Yes it is "alarmist". It puts the picture in mind that bait anglers are killing a huge amount of trout. However that stat, in the overall picture, is meaningless if a trout isn't caught. That raw piece of data, while it may....or may not be true....is just that...."a piece of data" and it must be looked at in the reality of the fact that trout.....I'm not speaking of freshly planted fish....are not that easy to catch.

Look at what we see on these boards about streams being "blown out". It's been my experience that trout angling members of MS consider these conditions to make a stream unfishable. While that may be true for flies and hardware..unless one uses the correct color...it is not so with bait. Yet we see time and again anglers on this site throw in the towel when streams get high and colored up. Simply put, and not to reveal any secrets, trout anglers who believe that don't know what they're talking about.

Again my point is the fact that most trout anglers really don't know how to catch trout in numbers that would threaten a stream's population and using hooking mortality rates for bait......and I do believe they've been exaggerated.........don't present a real picture. They only apply when a trout is actually caught and most trout anglers don't catch many trout.

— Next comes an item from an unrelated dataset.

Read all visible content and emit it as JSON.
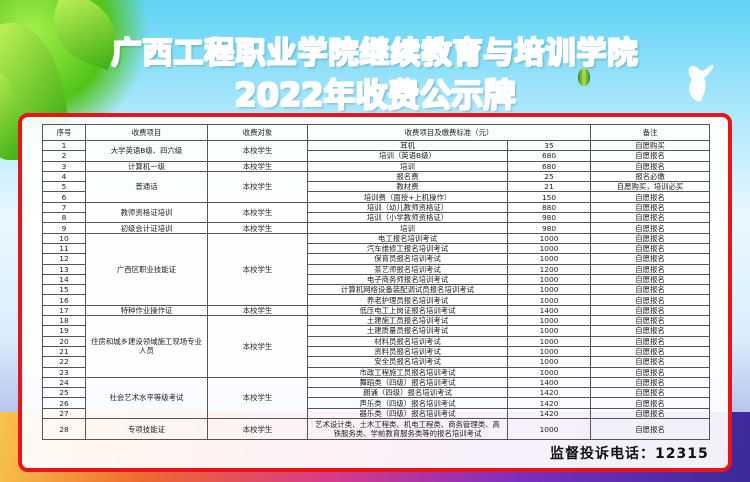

Over the years I've fished with some damn fine trout fisherman who use bait. A few of them are on this site. Quite frankly they do catch a lot of fish and very few of them are hooked in a manner that would threaten the fish because of hooking. I've been known to catch a trout or two in my time as well and the same applies to me.


----------



## Butch

Touche' Whit, on many counts.

Sometimes I get too theoretical.

As Shoeman and others on my other thread gently pointed out, pie in the sky will not work in the real world. I just like to catch big brown trout.

Thanks for listening.

Butch


----------



## REG

Butch said:


> But even the fabled Wisc. study found an incidental mortality of 18%, which is about 3x that of artificials. [Butch


Educate me, which fabled Wisc. study?


----------